The child, who is not being identified by name in this story, has had a traumatic upbringing.
An outburst shortly before his second birthday prompted his mother to take him out of a bathtub at their home and leave his younger sibling unattended, court records show. The sibling drowned, the mother was sentenced to four years in prison, and the older boy was placed in the protective custody of Sibley County Human Services. Placements since then with his grandmother and foster homes were short lived.
The hospital’s hope is to transfer him to a facility anywhere in the U.S. that is equipped for children with autism and aggressive behaviors. But nobody yet has found space for him. A Sibley child protection supervisor did not reply to requests for comment.
Privacy protections prevented Ridgeview chief executive Mike Phelps from discussing any specific boarding situations in his ER, but he said it is a growing problem for many hospitals.
Children’s Minnesota is opening an inpatient psychiatric unit in St. Paul next month. However, Phelps said the expansion and recent state mental health investments don’t really address this population of kids. More specialized residential treatment and group home facilities are needed, and more staffing is needed to maximize the use of facilities that already exist.
“I can appreciate building inpatient psychiatric beds — that’s great — and investing in outpatient mental health services,” he said. “But this is in between that and it’s a subset of kids who just don’t have a place to go.”

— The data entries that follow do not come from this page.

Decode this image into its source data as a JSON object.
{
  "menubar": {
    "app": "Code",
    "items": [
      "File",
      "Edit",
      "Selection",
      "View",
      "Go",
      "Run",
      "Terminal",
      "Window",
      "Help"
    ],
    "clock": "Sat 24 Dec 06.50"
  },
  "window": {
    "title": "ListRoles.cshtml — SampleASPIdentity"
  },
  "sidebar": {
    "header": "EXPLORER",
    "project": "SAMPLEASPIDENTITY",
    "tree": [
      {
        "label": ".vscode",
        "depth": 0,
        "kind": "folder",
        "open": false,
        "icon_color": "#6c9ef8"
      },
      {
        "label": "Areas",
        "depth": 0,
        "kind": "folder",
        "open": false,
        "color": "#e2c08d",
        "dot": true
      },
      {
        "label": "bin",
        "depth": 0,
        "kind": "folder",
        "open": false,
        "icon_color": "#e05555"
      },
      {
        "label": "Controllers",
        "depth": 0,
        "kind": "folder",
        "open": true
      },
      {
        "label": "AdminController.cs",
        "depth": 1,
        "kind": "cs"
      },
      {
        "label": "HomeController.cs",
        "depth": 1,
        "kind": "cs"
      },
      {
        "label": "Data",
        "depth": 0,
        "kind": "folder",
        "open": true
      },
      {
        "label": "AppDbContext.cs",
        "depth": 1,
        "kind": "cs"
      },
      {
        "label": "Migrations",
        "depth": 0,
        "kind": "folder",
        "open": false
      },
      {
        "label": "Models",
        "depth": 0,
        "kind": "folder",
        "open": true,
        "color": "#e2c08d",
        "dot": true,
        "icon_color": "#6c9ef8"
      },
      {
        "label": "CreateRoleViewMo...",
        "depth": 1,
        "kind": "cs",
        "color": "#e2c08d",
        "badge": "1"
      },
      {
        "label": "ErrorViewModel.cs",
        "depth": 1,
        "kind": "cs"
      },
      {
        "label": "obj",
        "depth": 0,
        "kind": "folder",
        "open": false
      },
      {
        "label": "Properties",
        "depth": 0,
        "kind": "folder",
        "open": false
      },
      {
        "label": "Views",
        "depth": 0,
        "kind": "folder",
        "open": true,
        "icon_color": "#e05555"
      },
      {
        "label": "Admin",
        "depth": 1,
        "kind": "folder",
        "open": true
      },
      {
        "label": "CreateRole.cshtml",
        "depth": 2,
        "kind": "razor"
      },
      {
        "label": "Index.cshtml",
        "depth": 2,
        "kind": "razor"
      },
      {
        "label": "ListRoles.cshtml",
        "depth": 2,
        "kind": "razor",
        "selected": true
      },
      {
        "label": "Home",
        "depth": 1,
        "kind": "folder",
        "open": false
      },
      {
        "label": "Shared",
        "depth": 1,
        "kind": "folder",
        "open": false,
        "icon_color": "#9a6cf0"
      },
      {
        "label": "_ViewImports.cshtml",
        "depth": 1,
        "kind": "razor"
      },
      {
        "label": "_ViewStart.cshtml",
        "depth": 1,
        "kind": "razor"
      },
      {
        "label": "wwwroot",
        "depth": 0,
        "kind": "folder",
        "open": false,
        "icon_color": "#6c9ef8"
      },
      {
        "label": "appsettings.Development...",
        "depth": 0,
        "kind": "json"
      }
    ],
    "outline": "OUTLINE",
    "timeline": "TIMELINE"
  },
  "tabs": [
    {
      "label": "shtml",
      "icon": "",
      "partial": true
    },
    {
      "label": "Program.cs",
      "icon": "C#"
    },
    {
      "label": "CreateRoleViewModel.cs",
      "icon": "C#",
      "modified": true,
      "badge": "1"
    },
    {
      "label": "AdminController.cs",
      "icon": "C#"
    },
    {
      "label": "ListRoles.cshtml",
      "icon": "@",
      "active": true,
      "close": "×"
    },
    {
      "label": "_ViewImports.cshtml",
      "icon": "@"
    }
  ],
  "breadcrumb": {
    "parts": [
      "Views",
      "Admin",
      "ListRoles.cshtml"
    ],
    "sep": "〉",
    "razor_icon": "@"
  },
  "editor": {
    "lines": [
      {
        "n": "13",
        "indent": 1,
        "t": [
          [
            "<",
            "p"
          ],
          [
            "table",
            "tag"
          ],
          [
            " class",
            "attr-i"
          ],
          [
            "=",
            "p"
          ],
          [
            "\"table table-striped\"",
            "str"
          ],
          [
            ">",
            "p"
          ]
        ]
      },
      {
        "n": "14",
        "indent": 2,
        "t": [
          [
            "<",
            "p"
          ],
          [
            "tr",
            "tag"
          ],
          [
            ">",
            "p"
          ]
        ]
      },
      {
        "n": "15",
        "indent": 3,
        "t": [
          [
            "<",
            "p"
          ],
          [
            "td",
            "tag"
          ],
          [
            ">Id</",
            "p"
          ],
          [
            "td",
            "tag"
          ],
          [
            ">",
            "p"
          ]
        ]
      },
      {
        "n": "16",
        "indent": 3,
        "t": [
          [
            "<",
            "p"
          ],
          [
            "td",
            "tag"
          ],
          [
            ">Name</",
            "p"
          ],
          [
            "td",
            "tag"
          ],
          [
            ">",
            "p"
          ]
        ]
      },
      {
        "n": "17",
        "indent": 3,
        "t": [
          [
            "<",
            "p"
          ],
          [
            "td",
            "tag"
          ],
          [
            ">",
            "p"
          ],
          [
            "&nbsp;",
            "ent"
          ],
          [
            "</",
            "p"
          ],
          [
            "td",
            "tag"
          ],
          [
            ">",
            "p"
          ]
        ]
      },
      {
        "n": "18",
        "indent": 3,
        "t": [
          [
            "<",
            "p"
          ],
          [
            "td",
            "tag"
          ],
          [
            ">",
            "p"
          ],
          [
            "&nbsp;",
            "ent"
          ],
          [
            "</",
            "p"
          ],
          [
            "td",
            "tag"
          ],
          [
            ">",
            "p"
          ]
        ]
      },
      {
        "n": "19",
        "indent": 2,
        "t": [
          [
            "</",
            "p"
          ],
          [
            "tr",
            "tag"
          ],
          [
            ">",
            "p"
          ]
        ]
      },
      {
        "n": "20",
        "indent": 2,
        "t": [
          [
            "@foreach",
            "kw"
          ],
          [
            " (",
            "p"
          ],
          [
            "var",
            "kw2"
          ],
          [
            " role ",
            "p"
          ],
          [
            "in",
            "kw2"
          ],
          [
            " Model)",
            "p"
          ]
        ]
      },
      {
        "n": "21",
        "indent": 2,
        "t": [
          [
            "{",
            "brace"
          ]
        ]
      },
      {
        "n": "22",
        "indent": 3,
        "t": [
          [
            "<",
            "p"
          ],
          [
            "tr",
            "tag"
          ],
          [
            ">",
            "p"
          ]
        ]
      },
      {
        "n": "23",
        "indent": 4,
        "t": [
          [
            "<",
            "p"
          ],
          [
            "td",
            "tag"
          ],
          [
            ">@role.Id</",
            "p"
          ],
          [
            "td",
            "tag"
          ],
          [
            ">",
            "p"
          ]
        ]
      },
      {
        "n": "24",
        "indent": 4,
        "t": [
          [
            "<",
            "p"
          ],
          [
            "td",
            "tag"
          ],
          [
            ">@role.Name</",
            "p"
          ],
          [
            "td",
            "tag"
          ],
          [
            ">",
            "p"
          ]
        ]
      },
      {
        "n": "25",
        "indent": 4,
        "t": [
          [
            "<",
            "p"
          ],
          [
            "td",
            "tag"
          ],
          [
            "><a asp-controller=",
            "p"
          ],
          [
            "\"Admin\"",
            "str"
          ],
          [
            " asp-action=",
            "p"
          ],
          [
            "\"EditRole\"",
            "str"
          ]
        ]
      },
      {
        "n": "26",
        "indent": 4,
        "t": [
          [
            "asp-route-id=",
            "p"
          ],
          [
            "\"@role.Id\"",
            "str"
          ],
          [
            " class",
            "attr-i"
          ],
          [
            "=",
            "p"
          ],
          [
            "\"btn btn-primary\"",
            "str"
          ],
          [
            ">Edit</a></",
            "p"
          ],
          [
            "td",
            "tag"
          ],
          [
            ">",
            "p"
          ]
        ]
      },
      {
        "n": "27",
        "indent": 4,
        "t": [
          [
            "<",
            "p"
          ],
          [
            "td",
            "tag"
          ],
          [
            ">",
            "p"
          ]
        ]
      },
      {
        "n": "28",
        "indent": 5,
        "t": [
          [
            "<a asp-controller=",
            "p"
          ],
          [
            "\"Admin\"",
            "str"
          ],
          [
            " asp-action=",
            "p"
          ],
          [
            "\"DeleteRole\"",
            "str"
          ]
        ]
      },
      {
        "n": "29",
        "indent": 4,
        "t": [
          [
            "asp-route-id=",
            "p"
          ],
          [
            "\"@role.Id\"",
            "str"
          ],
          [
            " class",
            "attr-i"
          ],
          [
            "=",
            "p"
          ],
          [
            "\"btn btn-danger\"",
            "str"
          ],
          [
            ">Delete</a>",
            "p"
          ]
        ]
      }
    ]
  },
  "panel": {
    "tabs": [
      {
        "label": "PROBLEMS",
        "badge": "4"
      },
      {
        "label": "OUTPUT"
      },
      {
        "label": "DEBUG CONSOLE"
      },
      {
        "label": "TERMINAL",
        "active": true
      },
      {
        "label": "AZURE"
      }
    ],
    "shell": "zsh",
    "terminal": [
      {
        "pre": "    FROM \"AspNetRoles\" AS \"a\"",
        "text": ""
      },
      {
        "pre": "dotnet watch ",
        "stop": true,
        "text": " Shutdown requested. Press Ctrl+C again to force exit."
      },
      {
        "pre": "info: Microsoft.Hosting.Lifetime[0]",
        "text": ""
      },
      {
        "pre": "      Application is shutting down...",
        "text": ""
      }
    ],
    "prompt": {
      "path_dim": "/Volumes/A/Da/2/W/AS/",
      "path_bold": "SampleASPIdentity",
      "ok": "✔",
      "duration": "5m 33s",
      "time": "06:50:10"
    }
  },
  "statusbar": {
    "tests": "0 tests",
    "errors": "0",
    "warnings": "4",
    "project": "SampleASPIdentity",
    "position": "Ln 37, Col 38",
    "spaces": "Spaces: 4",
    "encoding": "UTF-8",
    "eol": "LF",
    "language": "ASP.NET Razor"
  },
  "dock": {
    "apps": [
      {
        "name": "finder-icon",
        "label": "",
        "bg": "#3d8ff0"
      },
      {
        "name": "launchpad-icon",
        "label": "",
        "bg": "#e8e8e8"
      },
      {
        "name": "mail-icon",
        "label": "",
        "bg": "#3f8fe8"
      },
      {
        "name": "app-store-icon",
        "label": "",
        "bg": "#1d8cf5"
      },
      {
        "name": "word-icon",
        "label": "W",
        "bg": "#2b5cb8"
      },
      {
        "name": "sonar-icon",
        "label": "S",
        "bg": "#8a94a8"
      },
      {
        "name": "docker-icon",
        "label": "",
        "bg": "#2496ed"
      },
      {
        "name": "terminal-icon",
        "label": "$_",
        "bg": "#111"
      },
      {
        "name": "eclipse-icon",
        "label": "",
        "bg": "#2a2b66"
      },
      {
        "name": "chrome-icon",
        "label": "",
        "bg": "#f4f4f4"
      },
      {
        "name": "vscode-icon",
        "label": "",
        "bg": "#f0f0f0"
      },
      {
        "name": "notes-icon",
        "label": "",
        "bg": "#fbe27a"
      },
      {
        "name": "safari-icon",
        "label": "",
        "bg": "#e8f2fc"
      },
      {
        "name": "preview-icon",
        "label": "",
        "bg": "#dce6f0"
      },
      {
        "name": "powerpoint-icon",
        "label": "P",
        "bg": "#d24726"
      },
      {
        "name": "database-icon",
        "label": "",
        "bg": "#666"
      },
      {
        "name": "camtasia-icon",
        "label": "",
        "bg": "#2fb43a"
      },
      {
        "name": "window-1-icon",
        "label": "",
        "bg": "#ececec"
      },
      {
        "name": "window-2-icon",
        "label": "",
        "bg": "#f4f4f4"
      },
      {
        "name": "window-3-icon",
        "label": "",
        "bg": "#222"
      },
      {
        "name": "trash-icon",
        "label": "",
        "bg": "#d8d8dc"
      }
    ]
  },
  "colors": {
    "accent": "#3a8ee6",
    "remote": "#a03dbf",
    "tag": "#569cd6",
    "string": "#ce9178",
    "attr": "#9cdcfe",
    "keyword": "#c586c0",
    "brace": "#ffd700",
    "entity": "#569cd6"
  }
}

The county reportedly asked Ridgeview to transport the child to school, but the hospital isn’t set up to do that. Hospitals receive little or no reimbursement for children boarded in their ERs in these non-clinical situations.
Phelps said he couldn’t confirm the school request but that counties in general are asking hospitals to do more as they become de facto homes for children. He disagreed with the sheriff report claim that “nothing” is being done, and said “we take the safety of our staff as a priority.”
Ridgeview recently doubled its security staffing and conducted training on de-escalation tactics and management of aggressive behavior, according to a written statement from the hospital. One-on-one supervision with backup staff nearby is used in difficult cases. Staff have tried connecting with boarded children by bringing clothes and playing games with them.
Zeidner said consistency is critical. Staff at the U pediatric hospital have been advised to use the same approaches when rewarding or disciplining children stuck in the ER. Varied approaches create confusion, which leads to agitation. Some nurses had been rewarding one child’s good behavior with ice cream, for example, but then the child became upset when others did not, he said.
“We can’t have personal styles impacting how they interact with patients,” he said. “What we try to do for patients, whenever possible in these settings, is to create as much of that consistency to allow them to be as calm as possible.”